On a TV interview over the weekend, NZ Trade Minister, Tim Grosser, suggested that Te Reo Maori (Maori language) be made compulsory in New Zealand schools. His argument, which he stated was his 'personal view', was that by exposing all children to this country's other official language would enable and encourage them to learn other languages and, through such learning, understand and appreciate other foreign cultures. I couldn't agree with him more. However, there are a number of aspects of what he's proposing that he may not have been considered.
Forget NZ's Clean and Green delusion, our one truly unique offering to the world is that of Maori culture - nobody else in the world has it, and yet we dismiss it with an almost colonialist disdain, as it's of lesser value than the overriding British culture that we inherited from a distant time when this country was a part of that nation's empire. Yet, as I saw at the opening of NZ's embassy in Cairo, the karakia (prayer) and powhiri (welcoming ceremony) performed by a London-based Kapa Haka (Maori cultural performance) group absolutely floored the Egyptians who attended the event - they were absolutely gob-smacked! This is even more amazing when one understands the Egyptians' sense of their own 6000+ year old history, yet they saw Maori culture as unique, exciting and of great value, at least it was to those whom I spoke with at the time. They said they had no idea that New Zealand had such a rich and exotic culture and wanted to know more. Interestingly, when I met with some of the Kapa Haka group participants and told them of the Egyptians' reaction, they were surprised that they'd made such a strong impression with the locals..!
Closer to home, there are a lot of similarities between Maori culture and especially those of Asia, the Middle East and Africa.

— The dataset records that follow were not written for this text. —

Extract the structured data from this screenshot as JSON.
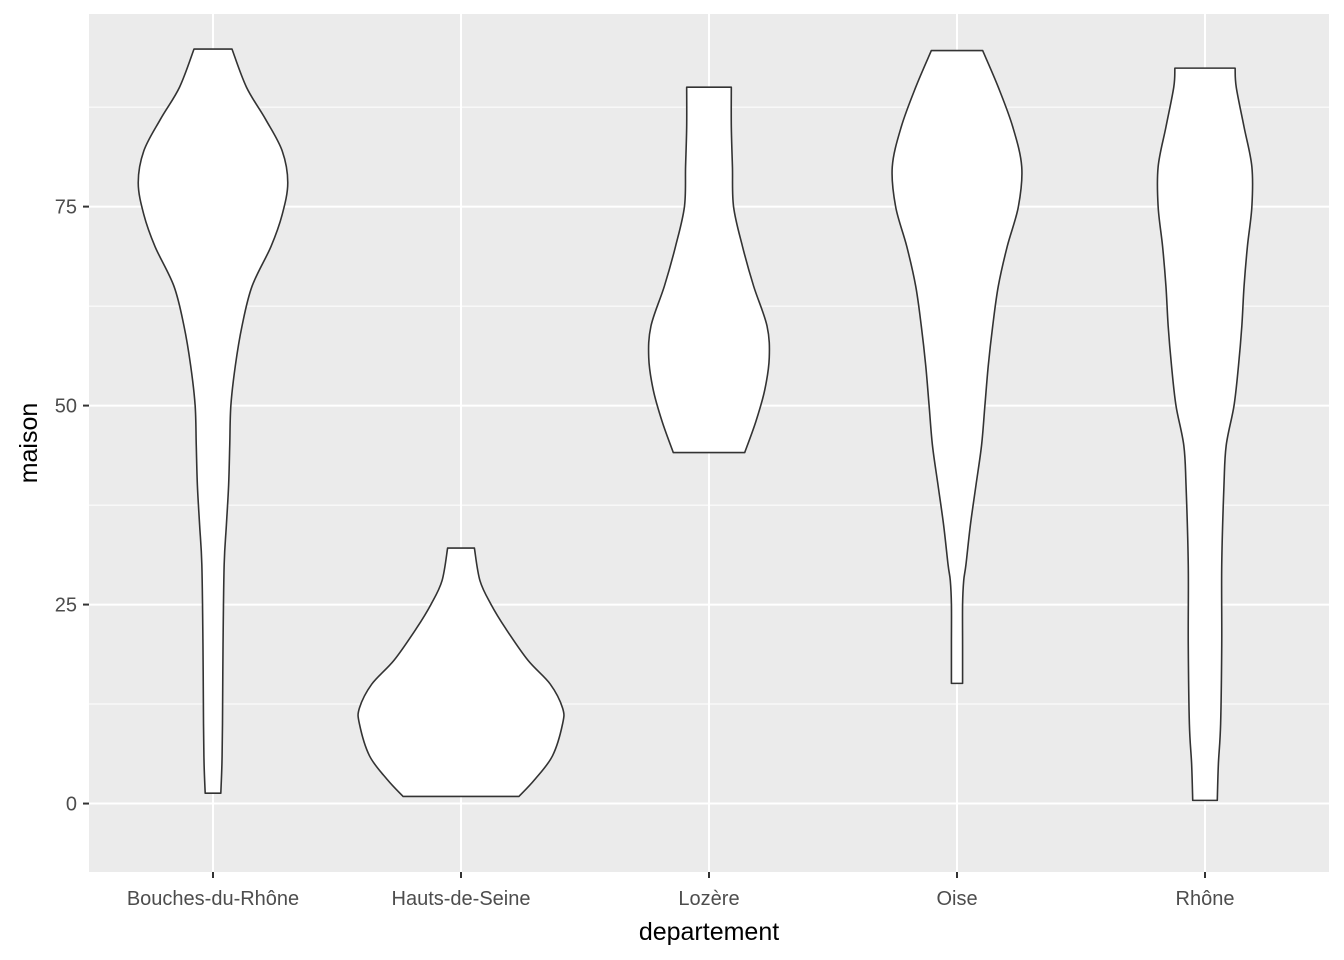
{
  "chart_data": {
    "type": "violin",
    "title": "",
    "xlabel": "departement",
    "ylabel": "maison",
    "categories": [
      "Bouches-du-Rhône",
      "Hauts-de-Seine",
      "Lozère",
      "Oise",
      "Rhône"
    ],
    "ylim": [
      -8.6,
      99.2
    ],
    "yticks": [
      0,
      25,
      50,
      75
    ],
    "grid": true,
    "legend": "none",
    "colors": {
      "panel": "#ebebeb",
      "grid": "#ffffff",
      "fill": "#ffffff",
      "outline": "#333333",
      "tick_text": "#4d4d4d",
      "tick_mark": "#333333"
    },
    "violins": [
      {
        "category": "Bouches-du-Rhône",
        "min": 1.3,
        "max": 94.8,
        "profile": [
          [
            1.3,
            0.07
          ],
          [
            5,
            0.08
          ],
          [
            10,
            0.085
          ],
          [
            20,
            0.09
          ],
          [
            30,
            0.1
          ],
          [
            35,
            0.12
          ],
          [
            40,
            0.14
          ],
          [
            45,
            0.15
          ],
          [
            50,
            0.16
          ],
          [
            55,
            0.2
          ],
          [
            60,
            0.26
          ],
          [
            65,
            0.35
          ],
          [
            70,
            0.52
          ],
          [
            74,
            0.62
          ],
          [
            78,
            0.67
          ],
          [
            82,
            0.62
          ],
          [
            86,
            0.47
          ],
          [
            90,
            0.3
          ],
          [
            94.8,
            0.17
          ]
        ]
      },
      {
        "category": "Hauts-de-Seine",
        "min": 0.9,
        "max": 32.1,
        "profile": [
          [
            0.9,
            0.52
          ],
          [
            3,
            0.66
          ],
          [
            6,
            0.82
          ],
          [
            10,
            0.91
          ],
          [
            12,
            0.91
          ],
          [
            15,
            0.8
          ],
          [
            18,
            0.6
          ],
          [
            22,
            0.4
          ],
          [
            25,
            0.27
          ],
          [
            28,
            0.17
          ],
          [
            32.1,
            0.12
          ]
        ]
      },
      {
        "category": "Lozère",
        "min": 44.1,
        "max": 90,
        "profile": [
          [
            44.1,
            0.32
          ],
          [
            48,
            0.42
          ],
          [
            52,
            0.5
          ],
          [
            56,
            0.54
          ],
          [
            60,
            0.52
          ],
          [
            65,
            0.4
          ],
          [
            70,
            0.3
          ],
          [
            75,
            0.22
          ],
          [
            80,
            0.21
          ],
          [
            85,
            0.2
          ],
          [
            90,
            0.2
          ]
        ]
      },
      {
        "category": "Oise",
        "min": 15.1,
        "max": 94.6,
        "profile": [
          [
            15.1,
            0.05
          ],
          [
            20,
            0.05
          ],
          [
            25,
            0.05
          ],
          [
            28,
            0.06
          ],
          [
            30,
            0.08
          ],
          [
            35,
            0.12
          ],
          [
            40,
            0.17
          ],
          [
            45,
            0.22
          ],
          [
            50,
            0.25
          ],
          [
            55,
            0.28
          ],
          [
            60,
            0.32
          ],
          [
            65,
            0.37
          ],
          [
            70,
            0.45
          ],
          [
            75,
            0.55
          ],
          [
            80,
            0.58
          ],
          [
            85,
            0.5
          ],
          [
            90,
            0.37
          ],
          [
            94.6,
            0.23
          ]
        ]
      },
      {
        "category": "Rhône",
        "min": 0.4,
        "max": 92.4,
        "profile": [
          [
            0.4,
            0.11
          ],
          [
            5,
            0.12
          ],
          [
            10,
            0.14
          ],
          [
            20,
            0.15
          ],
          [
            30,
            0.15
          ],
          [
            40,
            0.17
          ],
          [
            45,
            0.19
          ],
          [
            50,
            0.26
          ],
          [
            55,
            0.3
          ],
          [
            60,
            0.33
          ],
          [
            65,
            0.35
          ],
          [
            70,
            0.38
          ],
          [
            75,
            0.42
          ],
          [
            80,
            0.42
          ],
          [
            85,
            0.35
          ],
          [
            90,
            0.28
          ],
          [
            92.4,
            0.27
          ]
        ]
      }
    ]
  }
}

This includes how relationships are formed and fostered, as well as other shared values and traditions. Take the Maori greeting, Kia ora, and the Chinese equivalent, Ni hao. In basic terms, both virtually mean the same thing, so why are we not leveraging off such a simple bridge between cultures?
Another example is the traditional Maori greeting, or hongi, where two people press their noses together to share the air. The local Beduin in the UAE and some other Gulf States do something similar, and when I lived there in 1999/2000, the locals were fascinated by the fact that they shared something with a totally different culture. They were further impressed when I mentioned Maori achievements in long-distance sailing and navigation. The Arabian Peninsula has a great tradition of seafaring going back millennia, and provides yet another link between NZ and the Gulf. Maybe it's time we start using it.
My final argument in support of adding Te Reo Maori to the syllabus is the fact that our migrants community see it as an integral part of what it means to be a Kiwi - look at the stats of the numbers of migrants learning Maori language as proof.
Last year, I mentored an expat from Fiji who was taking a course in Social Work at a local tertiary institution, run by Maori. She had a lot of concerns about not being able to understand Maori culture and I suggested to her that she look for those aspects of the culture that had parallels with her own Fijian, Indian and Muslim values and traditions. I got a text message at the end of her first day thanking me and saying that it was the best advice I could have given, and that she was able to immediately pick up on shared aspects of Maori and her cultures. Being able to find those links will bode well for her in her chosen career, not only in her dealings within the Maori community, but with those of other Pacific peoples and other migrants as well.
Maori language and culture have both great value and relevance to New Zealand in the 21st Century and we ignore utilizing it to everyone's mutual advantage at our detriment. Let's use Te Reo as a way to bring all the people of this country together and then proudly take it to the world.